ATLS mythbusting time – again. ATLS provides a great structure for talking and working trauma, but many of their procedures have been rethought the last couple of years as our understanding of trauma improves. Now it’s time for rethinking the log roll and digital rectal exam.
It’s a well known scenario: The blunt trauma patient is decided to have a mechanism of trauma that warrants a trauma CT. The primary survey is nearly done. Everyone is ready to move – but, oh no!, we nearly forgot the two final steps of ATLS: the log roll and the digital rectal exam! The momentum stops, everyone repositions to log roll the patient so the surgeon can feel the spine and then embarrass the patient with a finger up where the sun don’t shine. How often has this changed management in your experience? We thought so.
For blunt trauma, there isn’t really any good evidence or theory behind the log roll. For penetrating or suspected penetrating trauma, a log roll is necessary for excluding wounds on the back of the patient.
The log roll is also supposed to find spine fractures, but evidence shows that finding them is slightly more reliable than tossing a coin. So, as CT is widespread, and probably next on the list, you might as well wait for the scan.
Another good reason to wait for the scan is that the log roll seems to be the least stable way of moving a patient – both for the spine and for pelvic injuries. The spine will probably be fine, but you don’t want that pelvic injury to bust open again. Whereas lifting the patient straight up to remove clothes underneath or to move them over to where you want them, holds the spine and pelvis in place.
Digital rectal exam
The digital rectal examination (DRE) is useless as a general screening tool in trauma, and only seems to be there for getting back at patients for waking you at 3:30 in the morning. Still, most surgeons are really anal about the digital rectal exam.

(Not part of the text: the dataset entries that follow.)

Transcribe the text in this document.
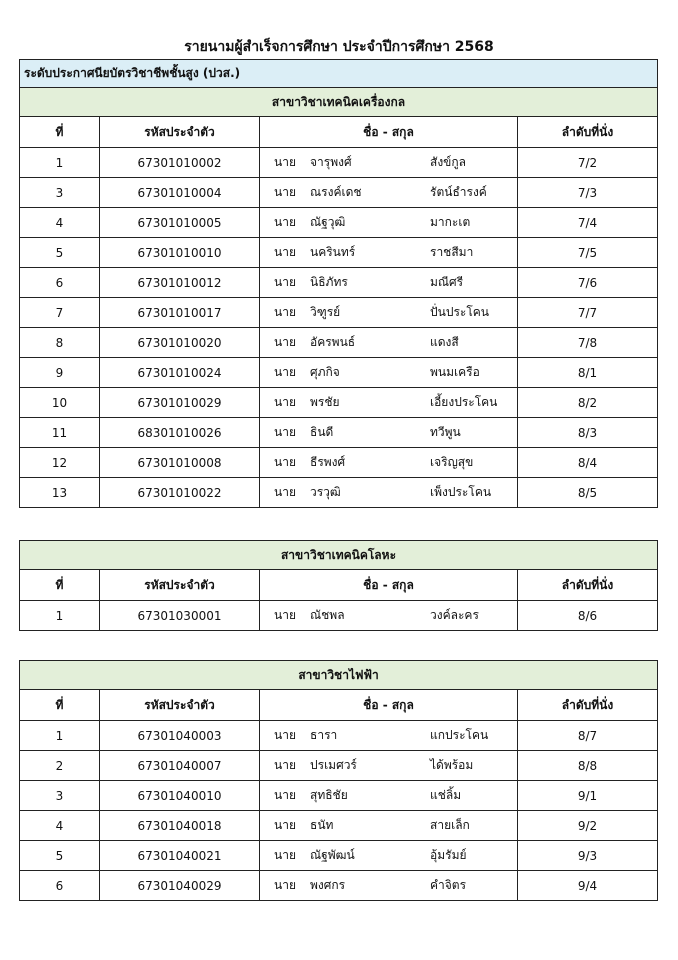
รายนามผู้สำเร็จการศึกษา ประจำปีการศึกษา 2568
ระดับประกาศนียบัตรวิชาชีพชั้นสูง (ปวส.)			
สาขาวิชาเทคนิคเครื่องกล			
ที่	รหัสประจำตัว	ชื่อ - สกุล	ลำดับที่นั่ง
1	67301010002	นาย จารุพงศ์ สังข์กูล	7/2
3	67301010004	นาย ณรงค์เดช รัตน์ธำรงค์	7/3
4	67301010005	นาย ณัฐวุฒิ มากะเต	7/4
5	67301010010	นาย นครินทร์ ราชสีมา	7/5
6	67301010012	นาย นิธิภัทร มณีศรี	7/6
7	67301010017	นาย วิฑูรย์ ปั่นประโคน	7/7
8	67301010020	นาย อัครพนธ์ แดงสี	7/8
9	67301010024	นาย ศุภกิจ พนมเครือ	8/1
10	67301010029	นาย พรชัย เอี้ยงประโคน	8/2
11	68301010026	นาย ธินดี ทวีพูน	8/3
12	67301010008	นาย ธีรพงศ์ เจริญสุข	8/4
13	67301010022	นาย วรวุฒิ เพ็งประโคน	8/5
สาขาวิชาเทคนิคโลหะ			
ที่	รหัสประจำตัว	ชื่อ - สกุล	ลำดับที่นั่ง
1	67301030001	นาย ณัชพล วงค์ละคร	8/6
สาขาวิชาไฟฟ้า			
ที่	รหัสประจำตัว	ชื่อ - สกุล	ลำดับที่นั่ง
1	67301040003	นาย ธารา แกประโคน	8/7
2	67301040007	นาย ปรเมศวร์ ได้พร้อม	8/8
3	67301040010	นาย สุทธิชัย แช่ลิ้ม	9/1
4	67301040018	นาย ธนัท สายเล็ก	9/2
5	67301040021	นาย ณัฐพัฒน์ อุ้มรัมย์	9/3
6	67301040029	นาย พงศกร คำจิตร	9/4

The studies done agree that although DRE can have a high specificity if you find something, its sensitivity is very, very low. DRE can be indicated in penetrating trauma to the lower GI area, suspected pelvic fractures, urethral disruption or spinal chord injury – although other clinical indicators will be just as sensitive.
And in the latest version of ATLS, DRE is not mandatory anymore. So, engage brain and include the stats below in your decision making. As expected, the numbers in these studies are small, but here are the results from the pediatric DRE article linked below:
“Two hundred thirteen patients met our selection criteria and were included in the analysis. We identified 3 patients with spinal cord injury (1% prevalence), 13 patients with bowel injury (6%), 5 patients with rectal injury (2%), 12 patients with a pelvic fracture (6%), and 1 patient with urethral disruption (0.5%). The DRE failed to diagnose (false-negative rate) 66% of spinal cord injuries, 100% of bowel injuries, 100% of rectal wall injuries, 100% of pelvic fractures, and 100% of urethral disruption injuries“.
It’s time to question the blanket use of these two tests. One can be dangerous for the unstable pelvis, the other one an unnecessary embarrassment.
Keep the tests in mind, and use them if you find them clinically indicated and you think a positive or negative finding will change your management of the patient – but don’t do them just to show your superiors that you remember your ATLS and checked all the boxes.